There is some un-known kernal process running on my unix server.

it cause system use maximum memory and cpu usage. it pops up for like a nano second, can't be seen through top, can't be seen through proc, and sar...

can anyone help me how to find the process name, so can troubleshoot.

the monitoring tool that shows the server in critical stage (max memory, cpu usage) is centreon

i have tried sar , but all the sar, proc, and top shows no sign of the process.

anyone there to help its my first post, sorry for any grammer or spelling mistakes.

looking forward to hearing from you.

the server is redhat jboss...

many thanks in advance.

jpollard 03-04-2014 02:37 PM

Doesn't sound like a kernel process...

More like a cron job that runs a fairly large process with lots of static memory (causing a lot of memory thrashing)... and exits immediately.

Another possibility is a long running process that sleeps, but when it activates does the same thing (thrashing memory) and goes back to sleep. One bit of code I saw do things similarly was a scheduler. It would wake up once every 10 minutes to do a lot of computation for load balancing - then go back to sleep.

You might look into the audit subsystem - it can look at a lot of things that other tools take snapshots for.

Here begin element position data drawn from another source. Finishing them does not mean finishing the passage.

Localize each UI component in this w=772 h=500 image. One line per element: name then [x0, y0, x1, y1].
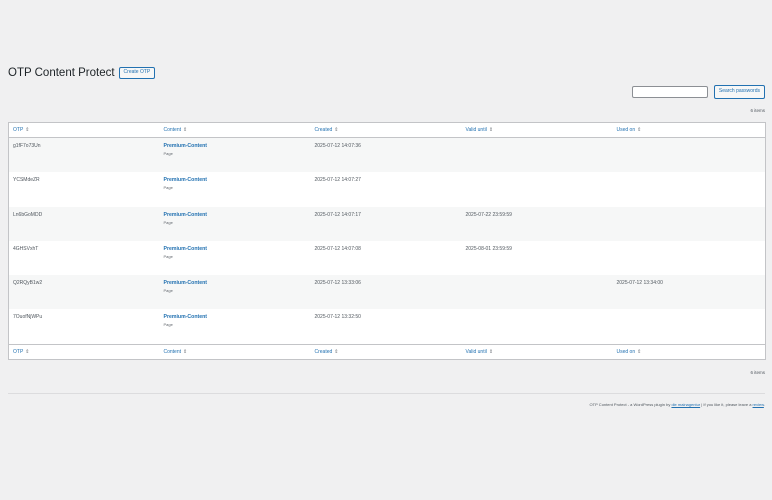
- valid-until-cell: 2025-07-22 23:59:59: [465, 211, 512, 218]
- otp-cell: 7OuofNjWPu: [13, 314, 43, 321]
- create-otp-button[interactable]: Create OTP: [118, 67, 156, 79]
- sort-icon: ⇕: [183, 127, 188, 133]
- author-link[interactable]: die mainagentur: [671, 402, 700, 407]
- content-type: Page: [163, 185, 173, 191]
- used-on-cell: [617, 207, 766, 212]
- footer-divider: [8, 393, 765, 394]
- used-on-cell: 2025-07-12 13:34:00: [616, 280, 663, 287]
- otp-cell: Q2RQyB1w2: [13, 280, 43, 287]
- content-link[interactable]: Premium-Content: [164, 143, 311, 149]
- column-header-used-on[interactable]: Used on ⇕: [612, 122, 766, 138]
- table-row: Ln6bGoMDD Premium-Content Page 2025-07-12…: [8, 206, 766, 241]
- sort-icon: ⇕: [25, 127, 30, 133]
- created-cell: 2025-07-12 14:07:17: [314, 211, 361, 218]
- sort-icon: ⇕: [183, 348, 188, 355]
- valid-until-cell: 2025-08-01 23:59:59: [465, 245, 512, 252]
- sort-icon: ⇕: [488, 348, 494, 355]
- table-header: OTP ⇕ Content ⇕ Created ⇕ Valid until ⇕ Used…: [8, 122, 766, 138]
- table-row: Q2RQyB1w2 Premium-Content Page 2025-07-12…: [8, 275, 766, 310]
- used-on-cell: [617, 309, 766, 314]
- content-type: Page: [163, 322, 173, 328]
- otp-cell: 4GHSVxhT: [13, 245, 39, 252]
- content-type: Page: [163, 219, 173, 225]
- created-cell: 2025-07-12 14:07:36: [314, 143, 361, 149]
- search-box: Search passwords: [631, 85, 765, 99]
- table-footer: OTP ⇕ Content ⇕ Created ⇕ Valid until ⇕ Used…: [8, 343, 766, 360]
- content-type: Page: [163, 151, 173, 156]
- plugin-footer: OTP Content Protect - a WordPress plugin…: [589, 402, 765, 407]
- otp-table: OTP ⇕ Content ⇕ Created ⇕ Valid until ⇕ Used…: [8, 122, 766, 360]
- page-title: OTP Content Protect: [8, 67, 115, 79]
- table-row: 4GHSVxhT Premium-Content Page 2025-07-12 …: [9, 241, 766, 275]
- content-link[interactable]: Premium-Content: [164, 314, 311, 320]
- content-type: Page: [163, 288, 173, 294]
- column-footer-content[interactable]: Content ⇕: [159, 343, 311, 360]
- sort-icon: ⇕: [25, 348, 30, 355]
- otp-cell: Ln6bGoMDD: [13, 211, 43, 218]
- items-count-top: 6 items: [750, 108, 765, 113]
- table-row: YCSMdeZR Premium-Content Page 2025-07-12 …: [9, 172, 766, 206]
- otp-cell: YCSMdeZR: [13, 177, 40, 184]
- column-footer-created[interactable]: Created ⇕: [310, 343, 462, 360]
- items-count-bottom: 6 items: [750, 370, 765, 375]
- content-link[interactable]: Premium-Content: [164, 246, 311, 252]
- table-row: g1fF7o73Un Premium-Content Page 2025-07-1…: [8, 137, 766, 173]
- content-link[interactable]: Premium-Content: [164, 280, 311, 286]
- used-on-cell: [617, 138, 766, 143]
- valid-until-cell: [466, 275, 613, 280]
- sort-icon: ⇕: [637, 348, 642, 355]
- used-on-cell: [617, 172, 766, 177]
- column-header-valid-until[interactable]: Valid until ⇕: [461, 122, 613, 138]
- content-link[interactable]: Premium-Content: [164, 177, 311, 183]
- valid-until-cell: [466, 309, 613, 314]
- search-passwords-button[interactable]: Search passwords: [713, 85, 765, 99]
- review-link[interactable]: review: [753, 402, 764, 407]
- table-body: g1fF7o73Un Premium-Content Page 2025-07-1…: [8, 137, 766, 345]
- column-header-content[interactable]: Content ⇕: [159, 122, 311, 138]
- valid-until-cell: [466, 172, 613, 177]
- valid-until-cell: [466, 138, 613, 143]
- used-on-cell: [617, 241, 766, 246]
- content-type: Page: [163, 253, 173, 259]
- content-link[interactable]: Premium-Content: [164, 212, 311, 218]
- column-footer-otp[interactable]: OTP ⇕: [8, 343, 160, 360]
- created-cell: 2025-07-12 14:07:08: [314, 245, 361, 252]
- sort-icon: ⇕: [637, 127, 642, 133]
- created-cell: 2025-07-12 14:07:27: [314, 177, 361, 184]
- sort-icon: ⇕: [488, 127, 494, 133]
- column-header-otp[interactable]: OTP ⇕: [8, 122, 160, 138]
- column-header-created[interactable]: Created ⇕: [310, 122, 462, 138]
- sort-icon: ⇕: [334, 127, 339, 133]
- created-cell: 2025-07-12 13:32:50: [314, 314, 361, 321]
- search-input[interactable]: [631, 86, 708, 98]
- page-header: OTP Content Protect Create OTP: [8, 66, 156, 80]
- created-cell: 2025-07-12 13:33:06: [314, 280, 361, 287]
- table-row: 7OuofNjWPu Premium-Content Page 2025-07-1…: [9, 309, 766, 344]
- column-footer-used-on[interactable]: Used on ⇕: [612, 343, 766, 360]
- sort-icon: ⇕: [334, 348, 339, 355]
- column-footer-valid-until[interactable]: Valid until ⇕: [461, 343, 613, 360]
- otp-cell: g1fF7o73Un: [13, 143, 41, 149]
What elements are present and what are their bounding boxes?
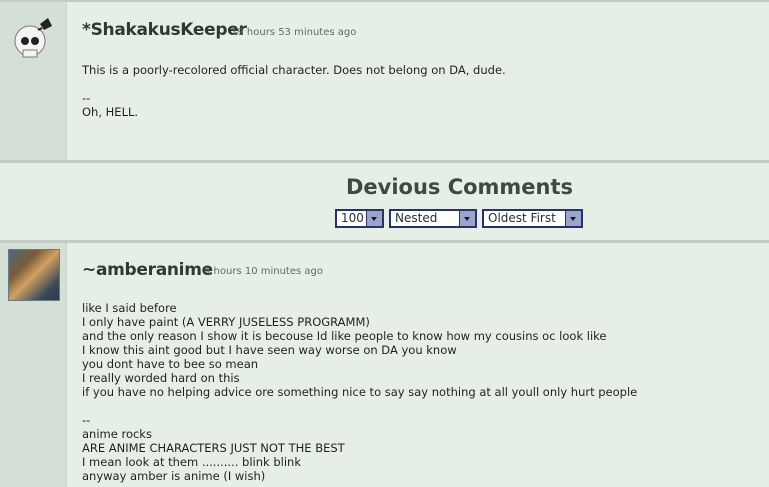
comment-text-line: anyway amber is anime (I wish) <box>82 469 266 483</box>
comment-text-line: you dont have to bee so mean <box>82 357 259 371</box>
per-page-value: 100 <box>341 211 364 225</box>
comment-text-line: I mean look at them .......... blink bli… <box>82 455 301 469</box>
skull-avatar-icon[interactable] <box>8 14 54 60</box>
dropdown-arrow-icon[interactable] <box>565 211 581 226</box>
comment-text-line: I only have paint (A VERRY JUSELESS PROG… <box>82 315 370 329</box>
comment-text-line: I know this aint good but I have seen wa… <box>82 343 457 357</box>
comment-text-line: I really worded hard on this <box>82 371 240 385</box>
comment-text-line: -- <box>82 413 91 427</box>
comment-text-line: -- <box>82 91 91 105</box>
mode-select[interactable]: Nested <box>389 209 477 228</box>
comment-text-line: Oh, HELL. <box>82 105 139 119</box>
per-page-select[interactable]: 100 <box>335 209 384 228</box>
section-title: Devious Comments <box>345 175 574 199</box>
anime-character-avatar[interactable] <box>8 249 60 301</box>
comment-text-line: ARE ANIME CHARACTERS JUST NOT THE BEST <box>82 441 345 455</box>
mode-value: Nested <box>395 211 438 225</box>
comment-timestamp[interactable]: 4 hours 10 minutes ago <box>204 266 323 277</box>
comment-author[interactable]: ~amberanime <box>82 260 213 280</box>
comment-text-line: This is a poorly-recolored official char… <box>82 63 506 77</box>
dropdown-arrow-icon[interactable] <box>459 211 475 226</box>
order-select[interactable]: Oldest First <box>482 209 583 228</box>
devious-comments-header: Devious Comments 100 Nested Oldest First <box>0 160 769 240</box>
comment-timestamp[interactable]: 19 hours 53 minutes ago <box>231 27 356 38</box>
dropdown-arrow-icon[interactable] <box>366 211 382 226</box>
comment-text-line: and the only reason I show it is becouse… <box>82 329 607 343</box>
comment-text-line: anime rocks <box>82 427 152 441</box>
comment-text-line: like I said before <box>82 301 177 315</box>
comment-text-line: if you have no helping advice ore someth… <box>82 385 638 399</box>
comment-author[interactable]: *ShakakusKeeper <box>82 20 247 40</box>
order-value: Oldest First <box>488 211 556 225</box>
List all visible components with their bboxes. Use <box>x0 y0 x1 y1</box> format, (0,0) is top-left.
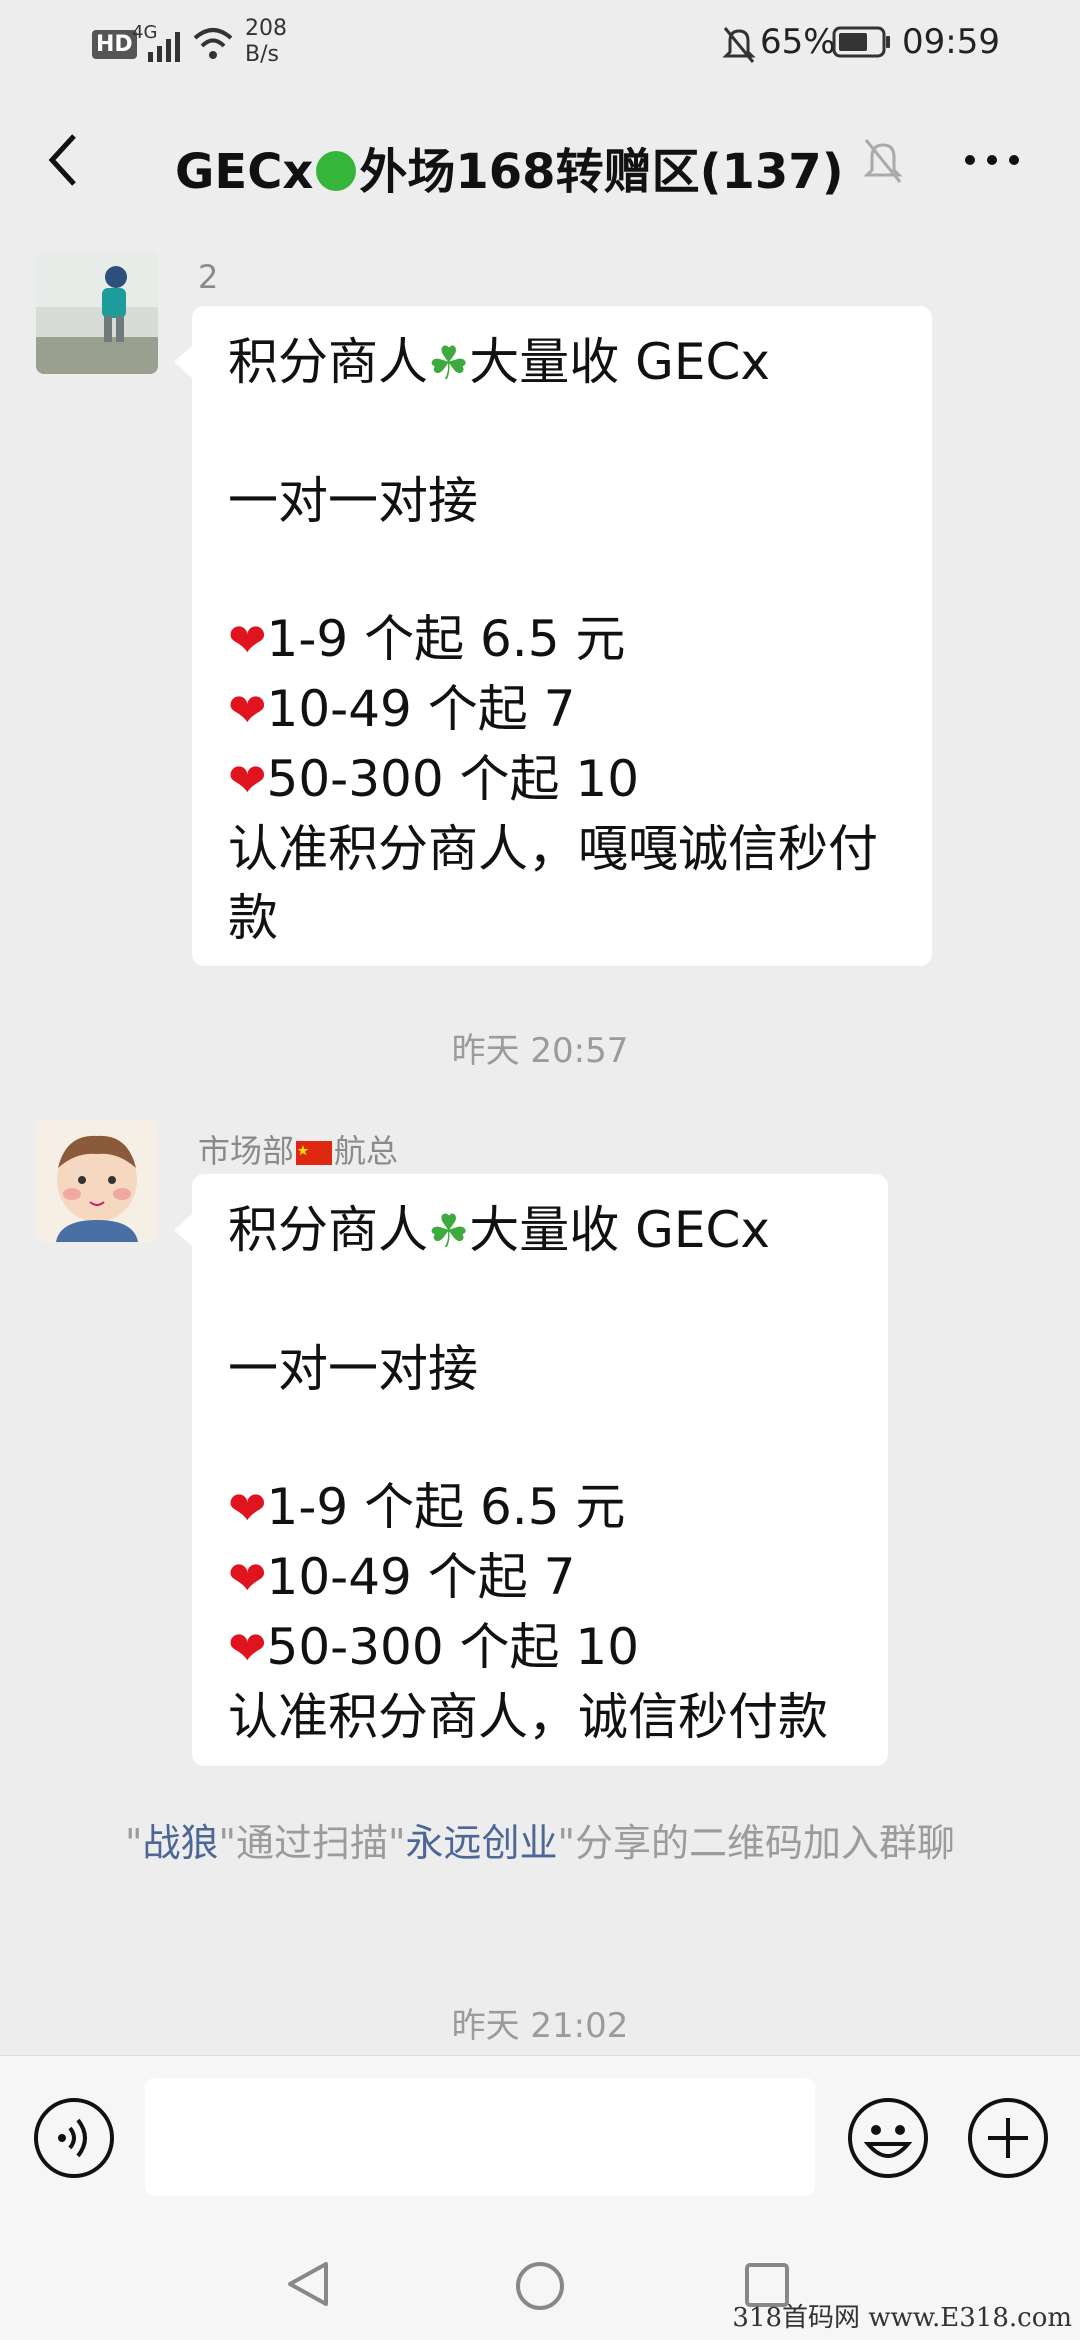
message-text: 大量收 GECx <box>469 1201 770 1259</box>
input-bar <box>0 2055 1080 2221</box>
back-icon[interactable] <box>40 130 90 190</box>
battery-icon <box>832 26 890 58</box>
nav-home-icon[interactable] <box>514 2260 566 2312</box>
heart-icon: ❤ <box>228 1481 267 1535</box>
sender-name: 2 <box>198 258 219 296</box>
clock: 09:59 <box>902 22 1000 62</box>
message-line: 一对一对接 <box>228 472 478 530</box>
chat-title-prefix: GECx <box>175 144 314 200</box>
user-link[interactable]: 战狼 <box>143 1821 219 1865</box>
battery-percent: 65% <box>760 22 836 62</box>
message-line: 认准积分商人，嘎嘎诚信秒付款 <box>228 820 878 947</box>
speed-value: 208 <box>245 16 287 41</box>
mute-status-icon <box>722 27 756 63</box>
watermark: 318首码网 www.E318.com <box>732 2303 1072 2333</box>
message-text: 1-9 个起 6.5 元 <box>266 610 626 668</box>
status-bar: HD 4G 208 B/s 65% 09:59 <box>0 0 1080 90</box>
message-line: 积分商人☘大量收 GECx <box>228 328 896 398</box>
message-text: 10-49 个起 7 <box>266 1548 576 1606</box>
sender-name-part: 市场部 <box>198 1132 295 1170</box>
hd-badge: HD <box>92 30 137 59</box>
sender-name: 市场部 航总 <box>198 1126 398 1172</box>
message-bubble[interactable]: 积分商人☘大量收 GECx 一对一对接 ❤1-9 个起 6.5 元 ❤10-49… <box>174 306 932 966</box>
speed-unit: B/s <box>245 42 279 67</box>
message-line: 积分商人☘大量收 GECx <box>228 1196 852 1266</box>
wifi-icon <box>193 28 233 59</box>
voice-icon[interactable] <box>32 2096 116 2180</box>
sender-name-part: 航总 <box>334 1132 399 1170</box>
mute-bell-icon <box>863 139 903 183</box>
message-line: ❤50-300 个起 10 <box>228 1613 852 1683</box>
heart-icon: ❤ <box>228 1621 267 1675</box>
chat-header: GECx 外场168转赠区(137) <box>0 100 1080 225</box>
message-text: 积分商人 <box>228 1201 428 1259</box>
message-text: 大量收 GECx <box>469 333 770 391</box>
heart-icon: ❤ <box>228 683 267 737</box>
plus-icon[interactable] <box>966 2096 1050 2180</box>
clover-icon: ☘ <box>428 1204 470 1258</box>
message-line: ❤50-300 个起 10 <box>228 745 896 815</box>
message-line: 一对一对接 <box>228 1340 478 1398</box>
message-line: ❤1-9 个起 6.5 元 <box>228 605 896 675</box>
chat-title-suffix: 外场168转赠区(137) <box>359 144 844 200</box>
system-text: " <box>125 1821 143 1865</box>
network-speed: 208 B/s <box>245 16 287 68</box>
message-input[interactable] <box>145 2078 815 2196</box>
timestamp: 昨天 20:57 <box>451 1031 629 1071</box>
message-text: 积分商人 <box>228 333 428 391</box>
message-text: 1-9 个起 6.5 元 <box>266 1478 626 1536</box>
inviter-link[interactable]: 永远创业 <box>405 1821 557 1865</box>
clover-icon: ☘ <box>428 336 470 390</box>
avatar-image <box>36 1120 158 1242</box>
heart-icon: ❤ <box>228 1551 267 1605</box>
message-line: 认准积分商人，诚信秒付款 <box>228 1688 828 1746</box>
chat-title: GECx 外场168转赠区(137) <box>175 132 844 202</box>
green-circle-icon <box>316 151 357 191</box>
heart-icon: ❤ <box>228 613 267 667</box>
message-text: 50-300 个起 10 <box>266 750 640 808</box>
message-text: 10-49 个起 7 <box>266 680 576 738</box>
avatar[interactable] <box>36 252 158 374</box>
nav-back-icon[interactable] <box>286 2260 330 2308</box>
message-text: 50-300 个起 10 <box>266 1618 640 1676</box>
more-icon[interactable] <box>962 150 1022 170</box>
message-line: ❤1-9 个起 6.5 元 <box>228 1473 852 1543</box>
message-line: ❤10-49 个起 7 <box>228 1543 852 1613</box>
system-navigation: 318首码网 www.E318.com <box>0 2220 1080 2340</box>
system-text: "分享的二维码加入群聊 <box>557 1821 955 1865</box>
message-line: ❤10-49 个起 7 <box>228 675 896 745</box>
heart-icon: ❤ <box>228 753 267 807</box>
system-message: "战狼"通过扫描"永远创业"分享的二维码加入群聊 <box>90 1815 990 1871</box>
system-text: "通过扫描" <box>218 1821 406 1865</box>
avatar[interactable] <box>36 1120 158 1242</box>
message-bubble[interactable]: 积分商人☘大量收 GECx 一对一对接 ❤1-9 个起 6.5 元 ❤10-49… <box>174 1174 888 1766</box>
cell-signal-icon <box>148 32 180 62</box>
timestamp: 昨天 21:02 <box>451 2006 629 2046</box>
emoji-icon[interactable] <box>846 2096 930 2180</box>
china-flag-icon <box>296 1141 333 1165</box>
avatar-image <box>36 252 158 374</box>
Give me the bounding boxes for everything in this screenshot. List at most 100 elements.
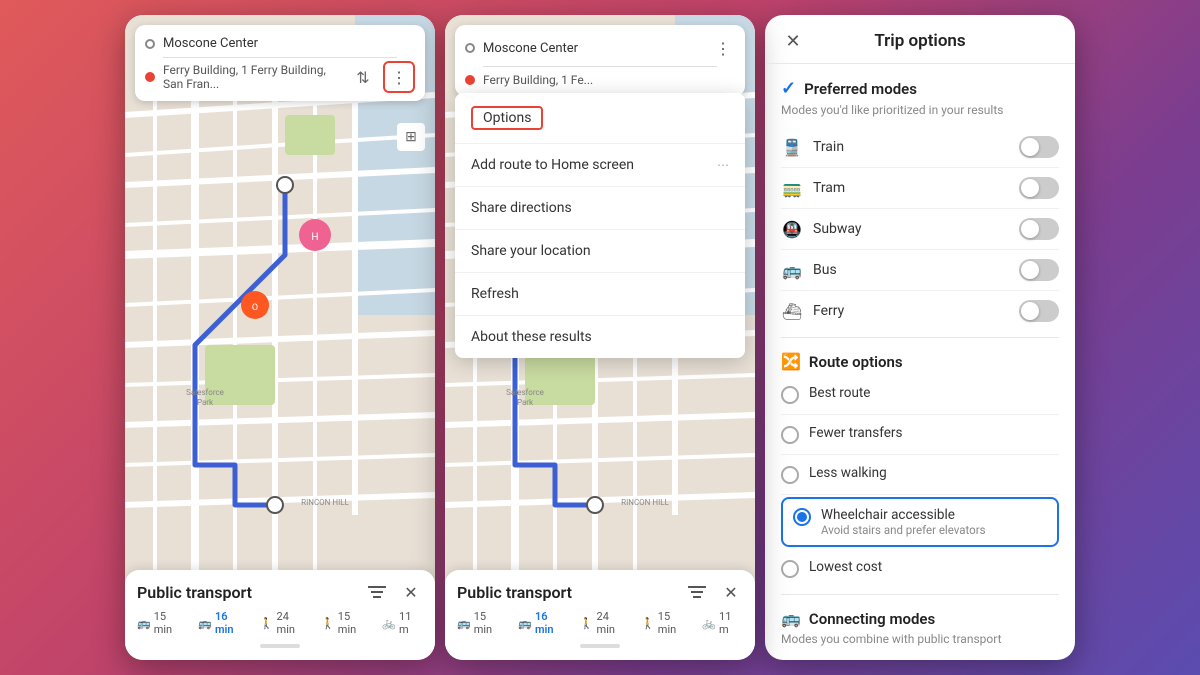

UnixNewB 03-04-2014 02:48 PM

Quote:

Originally Posted by jpollard (Post 5128888)
Doesn't sound like a kernel process...

More like a cron job that runs a fairly large process with lots of static memory (causing a lot of memory thrashing)... and exits immediately.

Another possibility is a long running process that sleeps, but when it activates does the same thing (thrashing memory) and goes back to sleep. One bit of code I saw do things similarly was a scheduler. It would wake up once every 10 minutes to do a lot of computation for load balancing - then go back to sleep.

You might look into the audit subsystem - it can look at a lot of things that other tools take snapshots for.

Thanks Jpollard, make sense i'm looking into subsystem audit, in meanwhile if anyone know any commands or combination to catch this culprit will be helpful.